GORDO - "O Rafael (nome verdadeiro do Pica-Pau) é um cara gente fina e inteligente, mas tem uns problemas aí.
JÃO - "É, ele tem problema com a falta de problemas (risos). Ele tem equipamento classe A, tem tudo o que quer, mas é meio depressivo. A gente até já esperava que isso iria acontecer alguma hora."
GORDO - "Acima de perder o baixista, nosso medo era perder o amigo, pois gostamos muito do cara."
PEDRÃO - "Ele também é tatuador, e resolveu seguir esse caminho. Foi uma decisão dele e temos que respeitar isso."
n Como ele comunicou isso pra vocês?
GORDO - "No dia do show do Suicidal (16/12/96). Ele veio até mim e disse que tinha perdido o tessão de tocar, que não havia gostado do disco novo e que havia optado por ficar apenas tatuando."
JÃO - "(imitando Pica-Pau) 'O carro importado da minha mãe me oprime, o Honda Civic do meu pai me deixa deprimido.(risos)"
GORDO - "Não vou deixar de ser amigo dele por causa disso."
n Vocês já tem alguém em mente para substituí-lo?
GORDO - "Não, Nós ainda estamos pensando em como vamos fazer pra testar novos baixistas."
n Depois de 16 anos de carreira, já da pra defender financeiramente só do Ratos?
JÃO - "A gente vive de brisa (risos).
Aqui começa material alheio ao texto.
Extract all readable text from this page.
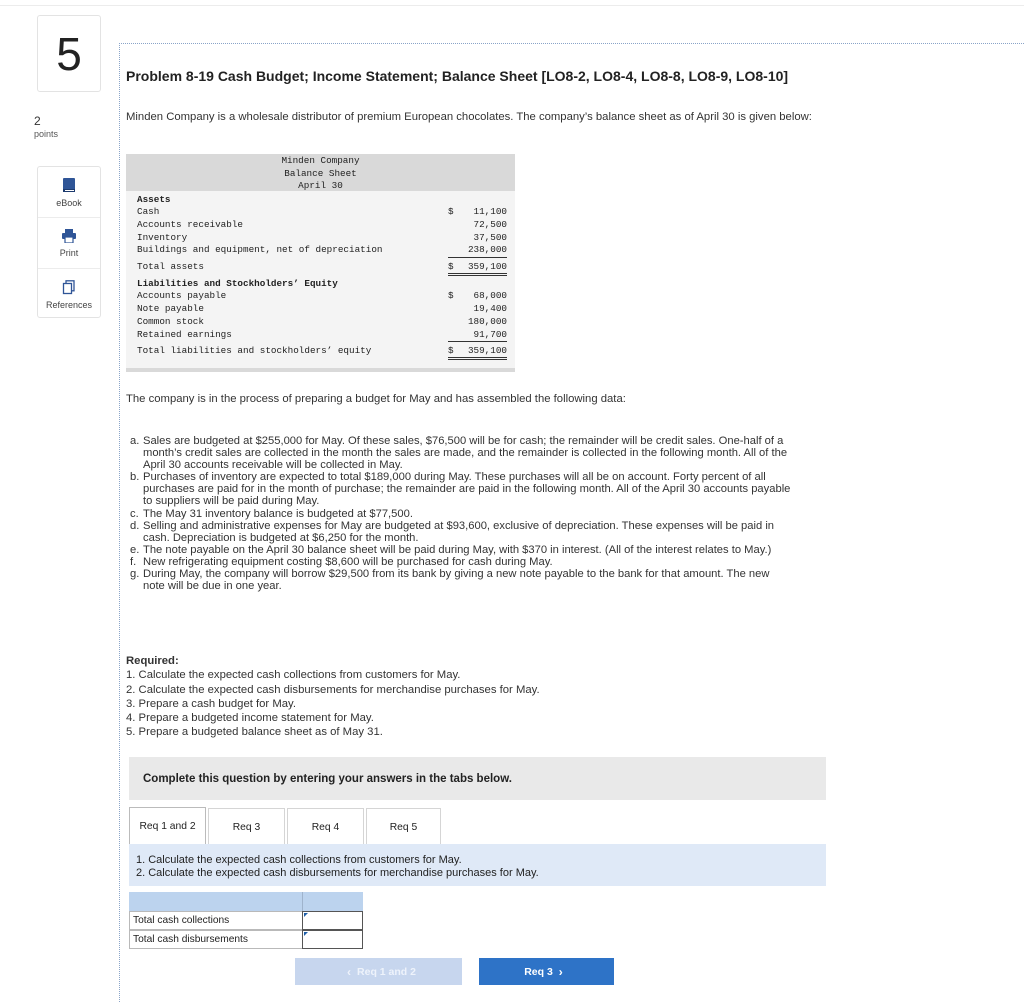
5
2
points
eBook
Print
References
Problem 8-19 Cash Budget; Income Statement; Balance Sheet [LO8-2, LO8-4, LO8-8, LO8-9, LO8-10]
Minden Company is a wholesale distributor of premium European chocolates. The company’s balance sheet as of April 30 is given below:
Minden Company
Balance Sheet
April 30
Assets
Cash	$ 11,100
Accounts receivable	72,500
Inventory	37,500
Buildings and equipment, net of depreciation	238,000
Total assets	$ 359,100
Liabilities and Stockholders’ Equity
Accounts payable	$ 68,000
Note payable	19,400
Common stock	180,000
Retained earnings	91,700
Total liabilities and stockholders’ equity	$ 359,100
The company is in the process of preparing a budget for May and has assembled the following data:
a. Sales are budgeted at $255,000 for May. Of these sales, $76,500 will be for cash; the remainder will be credit sales. One-half of a
month’s credit sales are collected in the month the sales are made, and the remainder is collected in the following month. All of the
April 30 accounts receivable will be collected in May.
b. Purchases of inventory are expected to total $189,000 during May. These purchases will all be on account. Forty percent of all
purchases are paid for in the month of purchase; the remainder are paid in the following month. All of the April 30 accounts payable
to suppliers will be paid during May.
c. The May 31 inventory balance is budgeted at $77,500.
d. Selling and administrative expenses for May are budgeted at $93,600, exclusive of depreciation. These expenses will be paid in
cash. Depreciation is budgeted at $6,250 for the month.
e. The note payable on the April 30 balance sheet will be paid during May, with $370 in interest. (All of the interest relates to May.)
f. New refrigerating equipment costing $8,600 will be purchased for cash during May.
g. During May, the company will borrow $29,500 from its bank by giving a new note payable to the bank for that amount. The new
note will be due in one year.
Required:
1. Calculate the expected cash collections from customers for May.
2. Calculate the expected cash disbursements for merchandise purchases for May.
3. Prepare a cash budget for May.
4. Prepare a budgeted income statement for May.
5. Prepare a budgeted balance sheet as of May 31.
Complete this question by entering your answers in the tabs below.
Req 1 and 2	Req 3	Req 4	Req 5
1. Calculate the expected cash collections from customers for May.
2. Calculate the expected cash disbursements for merchandise purchases for May.
Total cash collections
Total cash disbursements
‹ Req 1 and 2	Req 3 ›
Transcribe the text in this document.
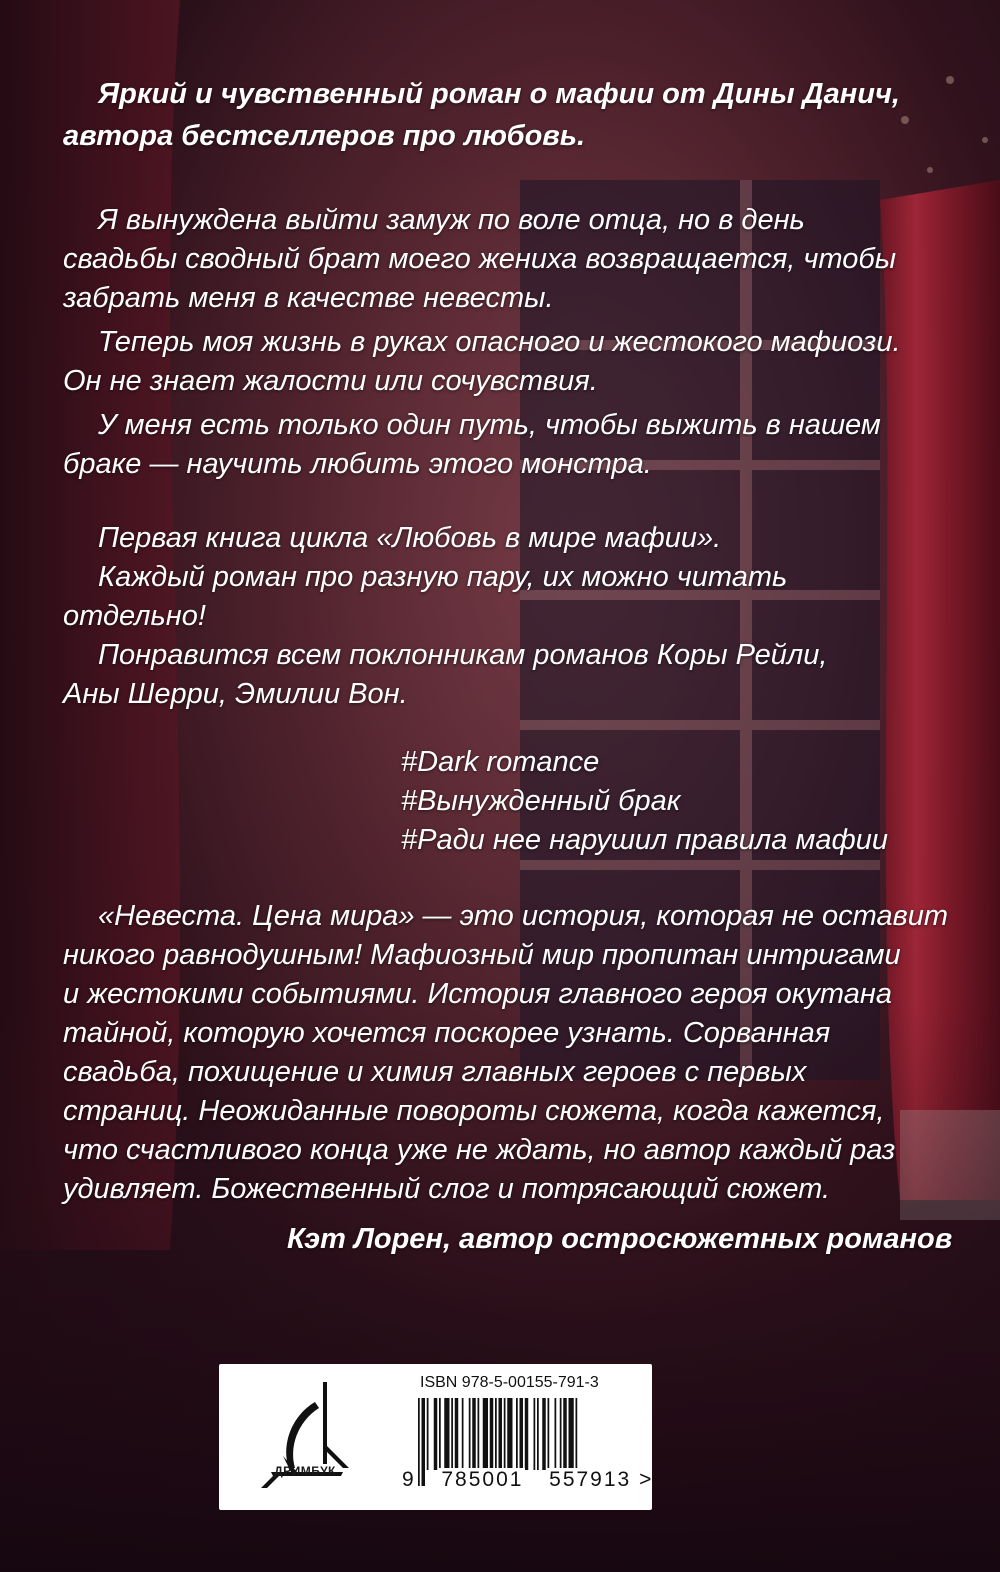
Яркий и чувственный роман о мафии от Дины Данич,
автора бестселлеров про любовь.
Я вынуждена выйти замуж по воле отца, но в день
свадьбы сводный брат моего жениха возвращается, чтобы
забрать меня в качестве невесты.
Теперь моя жизнь в руках опасного и жестокого мафиози.
Он не знает жалости или сочувствия.
У меня есть только один путь, чтобы выжить в нашем
браке — научить любить этого монстра.
Первая книга цикла «Любовь в мире мафии».
Каждый роман про разную пару, их можно читать
отдельно!
Понравится всем поклонникам романов Коры Рейли,
Аны Шерри, Эмилии Вон.
#Dark romance
#Вынужденный брак
#Ради нее нарушил правила мафии
«Невеста. Цена мира» — это история, которая не оставит
никого равнодушным! Мафиозный мир пропитан интригами
и жестокими событиями. История главного героя окутана
тайной, которую хочется поскорее узнать. Сорванная
свадьба, похищение и химия главных героев с первых
страниц. Неожиданные повороты сюжета, когда кажется,
что счастливого конца уже не ждать, но автор каждый раз
удивляет. Божественный слог и потрясающий сюжет.
Кэт Лорен, автор остросюжетных романов
ДРИМБУК
ISBN 978-5-00155-791-3
9 785001 557913 >
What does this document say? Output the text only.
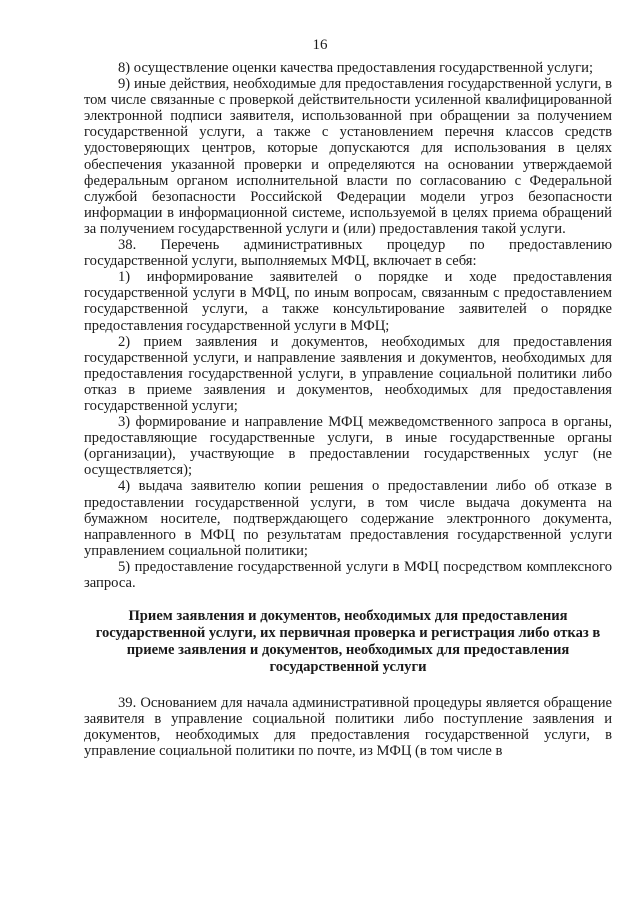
16

8) осуществление оценки качества предоставления государственной услуги;

9) иные действия, необходимые для предоставления государственной услуги, в том числе связанные с проверкой действительности усиленной квалифицированной электронной подписи заявителя, использованной при обращении за получением государственной услуги, а также с установлением перечня классов средств удостоверяющих центров, которые допускаются для использования в целях обеспечения указанной проверки и определяются на основании утверждаемой федеральным органом исполнительной власти по согласованию с Федеральной службой безопасности Российской Федерации модели угроз безопасности информации в информационной системе, используемой в целях приема обращений за получением государственной услуги и (или) предоставления такой услуги.

38. Перечень административных процедур по предоставлению государственной услуги, выполняемых МФЦ, включает в себя:

1) информирование заявителей о порядке и ходе предоставления государственной услуги в МФЦ, по иным вопросам, связанным с предоставлением государственной услуги, а также консультирование заявителей о порядке предоставления государственной услуги в МФЦ;

2) прием заявления и документов, необходимых для предоставления государственной услуги, и направление заявления и документов, необходимых для предоставления государственной услуги, в управление социальной политики либо отказ в приеме заявления и документов, необходимых для предоставления государственной услуги;

3) формирование и направление МФЦ межведомственного запроса в органы, предоставляющие государственные услуги, в иные государственные органы (организации), участвующие в предоставлении государственных услуг (не осуществляется);

4) выдача заявителю копии решения о предоставлении либо об отказе в предоставлении государственной услуги, в том числе выдача документа на бумажном носителе, подтверждающего содержание электронного документа, направленного в МФЦ по результатам предоставления государственной услуги управлением социальной политики;

5) предоставление государственной услуги в МФЦ посредством комплексного запроса.

Прием заявления и документов, необходимых для предоставления государственной услуги, их первичная проверка и регистрация либо отказ в приеме заявления и документов, необходимых для предоставления государственной услуги

39. Основанием для начала административной процедуры является обращение заявителя в управление социальной политики либо поступление заявления и документов, необходимых для предоставления государственной услуги, в управление социальной политики по почте, из МФЦ (в том числе в
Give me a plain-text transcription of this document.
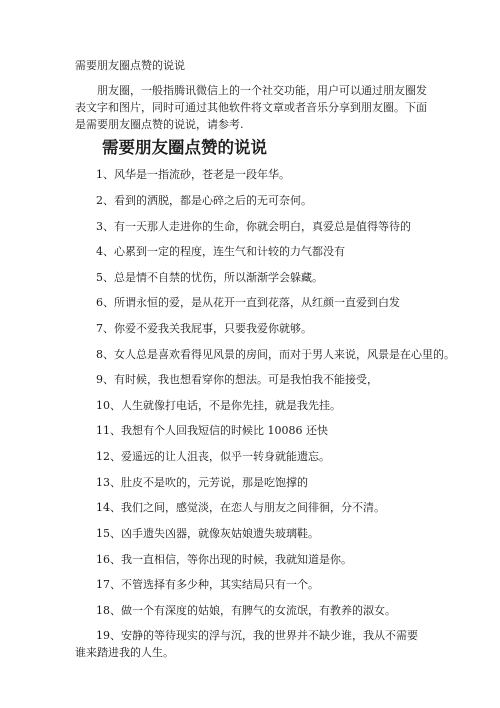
需要朋友圈点赞的说说

朋友圈，一般指腾讯微信上的一个社交功能，用户可以通过朋友圈发表文字和图片，同时可通过其他软件将文章或者音乐分享到朋友圈。下面是需要朋友圈点赞的说说，请参考.

需要朋友圈点赞的说说
1、风华是一指流砂，苍老是一段年华。
2、看到的洒脱，都是心碎之后的无可奈何。
3、有一天那人走进你的生命，你就会明白，真爱总是值得等待的
4、心累到一定的程度，连生气和计较的力气都没有
5、总是情不自禁的忧伤，所以渐渐学会躲藏。
6、所谓永恒的爱，是从花开一直到花落，从红颜一直爱到白发
7、你爱不爱我关我屁事，只要我爱你就够。
8、女人总是喜欢看得见风景的房间，而对于男人来说，风景是在心里的。
9、有时候，我也想看穿你的想法。可是我怕我不能接受，
10、人生就像打电话，不是你先挂，就是我先挂。
11、我想有个人回我短信的时候比 10086 还快
12、爱遥远的让人沮丧，似乎一转身就能遗忘。
13、肚皮不是吹的，元芳说，那是吃饱撑的
14、我们之间，感觉淡，在恋人与朋友之间徘徊，分不清。
15、凶手遗失凶器，就像灰姑娘遗失玻璃鞋。
16、我一直相信，等你出现的时候，我就知道是你。
17、不管选择有多少种，其实结局只有一个。
18、做一个有深度的姑娘，有脾气的女流氓，有教养的淑女。
19、安静的等待现实的浮与沉，我的世界并不缺少谁，我从不需要谁来踏进我的人生。
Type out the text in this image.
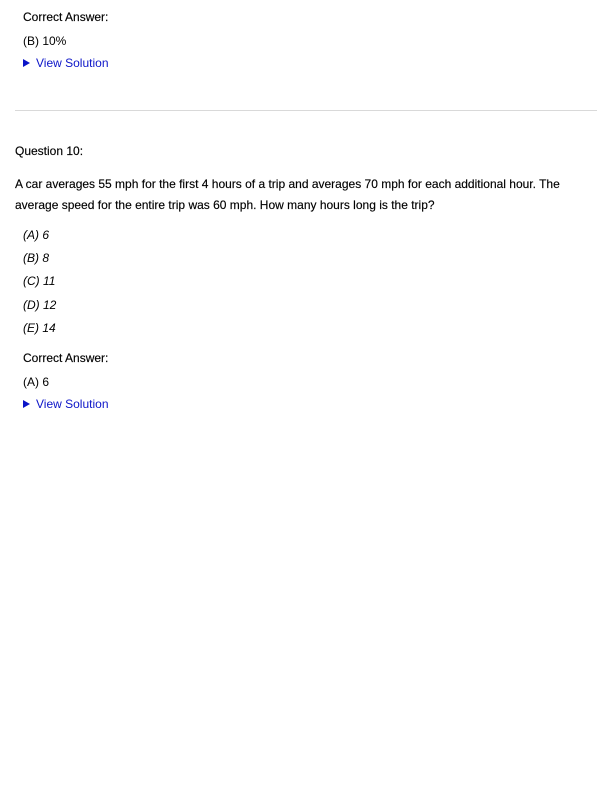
Correct Answer:
(B) 10%
View Solution
Question 10:
A car averages 55 mph for the first 4 hours of a trip and averages 70 mph for each additional hour. The average speed for the entire trip was 60 mph. How many hours long is the trip?
(A) 6
(B) 8
(C) 11
(D) 12
(E) 14
Correct Answer:
(A) 6
View Solution
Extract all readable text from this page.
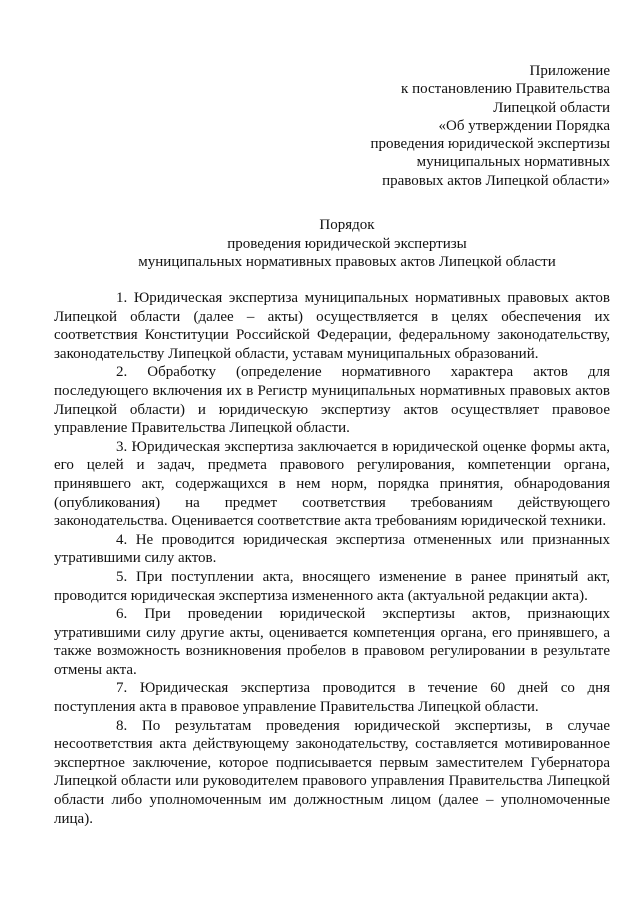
Приложение
к постановлению Правительства
Липецкой области
«Об утверждении Порядка
проведения юридической экспертизы
муниципальных нормативных
правовых актов Липецкой области»
Порядок
проведения юридической экспертизы
муниципальных нормативных правовых актов Липецкой области

1. Юридическая экспертиза муниципальных нормативных правовых актов Липецкой области (далее – акты) осуществляется в целях обеспечения их соответствия Конституции Российской Федерации, федеральному законодательству, законодательству Липецкой области, уставам муниципальных образований.

2. Обработку (определение нормативного характера актов для последующего включения их в Регистр муниципальных нормативных правовых актов Липецкой области) и юридическую экспертизу актов осуществляет правовое управление Правительства Липецкой области.

3. Юридическая экспертиза заключается в юридической оценке формы акта, его целей и задач, предмета правового регулирования, компетенции органа, принявшего акт, содержащихся в нем норм, порядка принятия, обнародования (опубликования) на предмет соответствия требованиям действующего законодательства. Оценивается соответствие акта требованиям юридической техники.

4. Не проводится юридическая экспертиза отмененных или признанных утратившими силу актов.

5. При поступлении акта, вносящего изменение в ранее принятый акт, проводится юридическая экспертиза измененного акта (актуальной редакции акта).

6. При проведении юридической экспертизы актов, признающих утратившими силу другие акты, оценивается компетенция органа, его принявшего, а также возможность возникновения пробелов в правовом регулировании в результате отмены акта.

7. Юридическая экспертиза проводится в течение 60 дней со дня поступления акта в правовое управление Правительства Липецкой области.

8. По результатам проведения юридической экспертизы, в случае несоответствия акта действующему законодательству, составляется мотивированное экспертное заключение, которое подписывается первым заместителем Губернатора Липецкой области или руководителем правового управления Правительства Липецкой области либо уполномоченным им должностным лицом (далее – уполномоченные лица).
Não dá pra viver só da banda, nós fazemos várias outras coisas pra sobreviver. Se fosse depender de dinheiro, o Ratos já tinha acabado há muito tempo. É fácil você manter uma banda por 16 anos quando ela dá dinheiro, o difícil é segurar uma barra como a do Ratos. Por isso, Pica-Pau não agüentou e saiu."
GORDO - "Quem paga as minhas contas é a MTV. O RDP é a nossa paixão. E tem gente que acha que sou rico!"
JÃO - "A maioria das bandas hoje começa com tudo planejado, fazendo o som da moda pra ganhar dinheiro e 'catar' mulher. Quando a gente começou, eu não pensava sequer gravar um disco, imagine então ganhar dinheiro com uma banda... Além disso, não vamos nunca ceder para outros estilos, senão, perderíamos um público fiel e não conseguiríamos arrumar nenhum outro."